Organic Perspectives is pleased to bring you more news from our projects in Uganda.
In the last three months, we have made some really good progress with all our work.
But first off, a look back at our original goal.
When we first conceived the idea for the project “Social Forestry in Uganda: Setting a Precedent” a year ago, our goal was 40 community reforestation centers (nurseries) so we could be able to plant 2,000,000 trees per year.
It is still difficult to assess our overall progress against the “40 nurseries /2M trees a year” ambition, as this literally would require of us the ability to provide ongoing support and monitoring for all the community reforestation centers we have established so far—to get a summative overview of our progress.
But we are still limited on operational capacity (such as fuel), yet the farmers groups we work with (particularly on household biogas installation and agroforestry) in the most deforested remote areas of Kamuli and Buyende are scattered across a vast area.

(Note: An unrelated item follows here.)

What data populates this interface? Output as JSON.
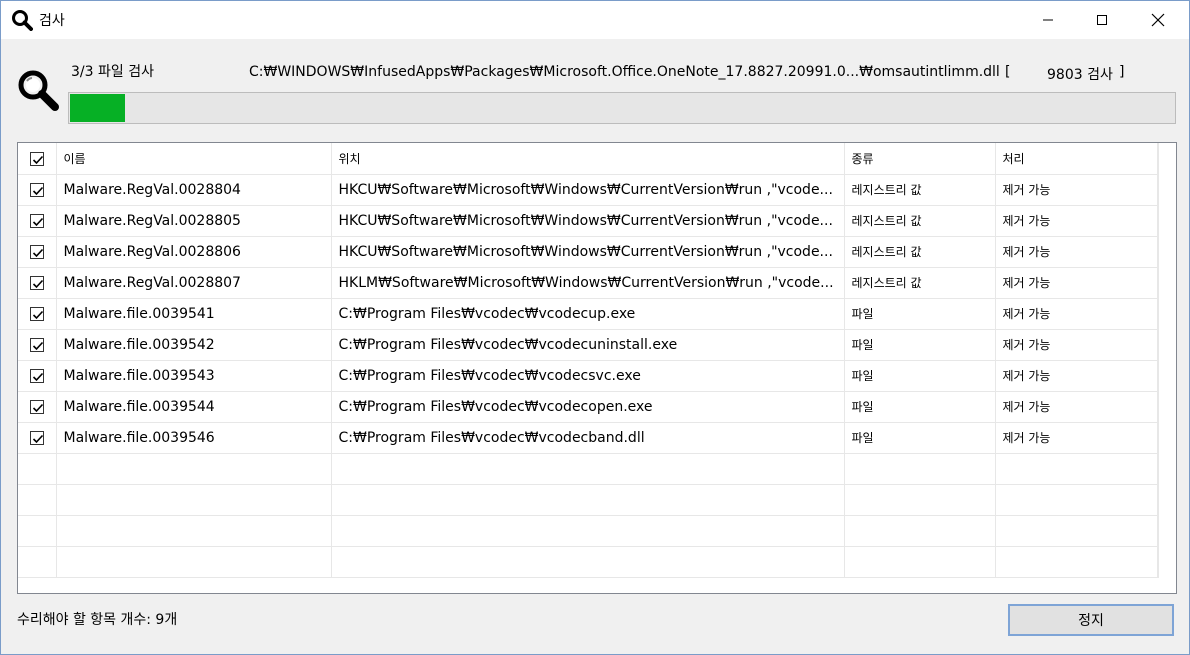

So, with tree planting, what we do currently is that we are only able to follow up with each farmers group for about one planting season (the first time we make contact) and then move on to train/orientate another group (PEG). But overall, we have trained and enabled about 11 farmers groups to initiate community reforestation centers (which also act as project extension hubs for orientating neighborhoods on all our 3 focus areas—agroforestry, sustainable household energy and organic gardening) since 2012.
Some of these sites are only able to produce 25,000 – 30,000 trees per planting season, but some have more integrated partnerships, such as one new local farmers’ group (whose patron is the Kamuli District Forestry Officer) which produces a high volume of tree seedlings that are then given out the local community. Check out photos of our team engaging the Kamuli District Forestry Officer in the field here!
So what are we now up to?
OK. We have trained and provided agroforestry supplies (seed, some nursery equipment and agroforestry manuals from Trees for the Future) to four more farmers groups in the last three months since May. Again, see more of these pictures in our gallery!
Then, in the week of July 8, 2013, we immersed a group of 14 conservation volunteers from FDF Denmark in all our community projects in Kamuli and Buyende. You may remember early this year reading about a sustainable tourism initiative that our team started up as a way of involving more stakeholders in our activities of environmental conservation—and as a means of creating an internal source of support for our work.
The visitors, led by Line Maria Bram Pedersen of Green Insight, toured a large number of households where we have installed household biogas digesters and explored our community reforestation sites; interacted extensively with local people; got their hands muddy through hands-on involvement with our farmers and virtually went to every place where we are working across the two vast districts. Our colleague Mathius (Trees for the Future’s Uganda Coordinator) also joined us and gave the visitors a recap of Organic Perspectives’ inspiring work. More photos will soon be uploaded to our photo gallery.